In the deep parietal cortex, the altered pattern of myelinated fibers suggests that the developing fiber tracts skirted areas of damage as development progressed. This is similar to the disruption of fiber tracks in the central WM when observed with diffusion tensor magnetic resonance imaging in preterm infant with PVL (7). During and after the stage of neural development studied, there is further axonal outgrowth from the developing cortical plate neurons (13). At P3, there is a transient population of subplate neurons that mature early and act as guideposts for these developing axons (14, 28). These mature neurons may be highly vulnerable to injury in the immature brain (29). Similar disruption of axonal outgrowth of the pyramidal neurons has been observed in Golgi-stained neuropathological samples from infants who have survived the preterm period (30). A significant complication of WM damage is the localized disruption of axon fibers resulting in the loss of inputs and outputs to and from the overlying areas of gray mater (31). The clinical correlate of even a minimal amount of such WM injury could be cerebral palsy, dyslexia, epilepsy, audiovisual deficits, and learning deficits. In addition, a persistent gliosis 18 d after the acute HI injury was present in a similar pattern as seen in animal models (32, 33) and in preterm infant with PVL (34, 35). Together, the gliotic scars with developmental and myelination alterations certainly contribute to neurodevelopmental deficits. However, it is not clear to what extent these functional deficits or the alterations in cortical structures result from the lesion or from alterations in subsequent cerebral development.

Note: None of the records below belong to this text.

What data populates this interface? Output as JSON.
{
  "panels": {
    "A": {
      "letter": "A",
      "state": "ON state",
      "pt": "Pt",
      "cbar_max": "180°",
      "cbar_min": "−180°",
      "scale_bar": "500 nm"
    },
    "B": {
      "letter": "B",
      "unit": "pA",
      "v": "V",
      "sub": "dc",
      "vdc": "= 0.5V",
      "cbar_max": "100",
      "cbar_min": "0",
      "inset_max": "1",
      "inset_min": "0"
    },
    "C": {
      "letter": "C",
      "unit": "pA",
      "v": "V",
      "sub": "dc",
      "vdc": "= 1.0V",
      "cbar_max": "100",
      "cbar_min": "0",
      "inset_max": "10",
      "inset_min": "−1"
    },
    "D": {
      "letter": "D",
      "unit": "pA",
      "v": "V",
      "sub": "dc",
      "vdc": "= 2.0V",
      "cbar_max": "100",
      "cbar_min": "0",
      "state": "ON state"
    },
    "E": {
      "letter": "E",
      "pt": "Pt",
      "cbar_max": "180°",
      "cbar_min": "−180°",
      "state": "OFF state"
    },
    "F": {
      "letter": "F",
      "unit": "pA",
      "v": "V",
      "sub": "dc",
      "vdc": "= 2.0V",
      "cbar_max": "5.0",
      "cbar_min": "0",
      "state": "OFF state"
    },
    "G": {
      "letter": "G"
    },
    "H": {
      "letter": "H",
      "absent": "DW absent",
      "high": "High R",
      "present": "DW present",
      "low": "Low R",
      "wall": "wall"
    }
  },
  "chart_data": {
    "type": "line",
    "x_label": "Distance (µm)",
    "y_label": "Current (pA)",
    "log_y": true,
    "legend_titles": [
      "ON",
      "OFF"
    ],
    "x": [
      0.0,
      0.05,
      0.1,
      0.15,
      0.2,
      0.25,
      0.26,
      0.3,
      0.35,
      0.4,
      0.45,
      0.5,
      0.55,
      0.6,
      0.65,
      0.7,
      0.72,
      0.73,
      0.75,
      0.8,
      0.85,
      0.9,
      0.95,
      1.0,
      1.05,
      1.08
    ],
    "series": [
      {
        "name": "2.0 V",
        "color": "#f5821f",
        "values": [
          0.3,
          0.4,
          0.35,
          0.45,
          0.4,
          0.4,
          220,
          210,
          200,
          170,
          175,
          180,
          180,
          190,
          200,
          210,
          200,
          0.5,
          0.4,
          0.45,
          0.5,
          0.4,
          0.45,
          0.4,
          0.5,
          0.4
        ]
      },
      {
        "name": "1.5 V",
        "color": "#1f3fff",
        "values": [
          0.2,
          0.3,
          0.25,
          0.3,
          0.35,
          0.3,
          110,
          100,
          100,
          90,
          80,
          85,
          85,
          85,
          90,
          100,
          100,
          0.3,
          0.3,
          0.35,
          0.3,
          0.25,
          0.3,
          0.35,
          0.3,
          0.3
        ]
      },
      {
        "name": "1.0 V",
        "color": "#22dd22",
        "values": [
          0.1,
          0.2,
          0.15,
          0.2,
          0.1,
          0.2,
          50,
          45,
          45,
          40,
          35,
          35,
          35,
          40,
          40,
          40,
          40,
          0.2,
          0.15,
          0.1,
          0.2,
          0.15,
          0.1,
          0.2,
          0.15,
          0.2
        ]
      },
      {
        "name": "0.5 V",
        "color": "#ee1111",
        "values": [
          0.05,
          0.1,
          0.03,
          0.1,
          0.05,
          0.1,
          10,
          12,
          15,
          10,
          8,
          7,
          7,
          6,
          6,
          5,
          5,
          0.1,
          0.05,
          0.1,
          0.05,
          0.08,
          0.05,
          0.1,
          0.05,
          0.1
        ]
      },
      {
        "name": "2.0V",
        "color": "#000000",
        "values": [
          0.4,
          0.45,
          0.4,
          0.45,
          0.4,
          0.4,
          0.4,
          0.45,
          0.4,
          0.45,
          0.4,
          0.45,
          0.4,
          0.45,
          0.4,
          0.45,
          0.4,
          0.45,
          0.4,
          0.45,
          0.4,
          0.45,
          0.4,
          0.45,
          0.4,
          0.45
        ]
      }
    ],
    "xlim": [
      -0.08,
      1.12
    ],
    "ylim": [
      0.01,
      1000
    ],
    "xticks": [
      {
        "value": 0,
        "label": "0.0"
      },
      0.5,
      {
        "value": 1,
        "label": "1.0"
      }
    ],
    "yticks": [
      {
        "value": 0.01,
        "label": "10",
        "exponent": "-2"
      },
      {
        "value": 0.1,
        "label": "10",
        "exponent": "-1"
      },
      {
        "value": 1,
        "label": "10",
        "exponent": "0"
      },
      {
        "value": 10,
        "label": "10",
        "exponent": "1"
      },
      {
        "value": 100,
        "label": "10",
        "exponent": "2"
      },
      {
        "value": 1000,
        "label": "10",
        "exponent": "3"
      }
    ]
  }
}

In conclusion, we have adapted the unilateral HI injury approach to the P3 rat. A moderate focal injury induced at P3 leads to specific subsequent alterations of myelination and deep cortical organization at P21. This developmental disruption with a specific loss of cortical volume, altered myelination, persistent gliosis, and axonal outgrowth appears similar to some of the findings in the human premature infant with PVL. This model may allow delineation of the nature, timing, and mechanisms of injury.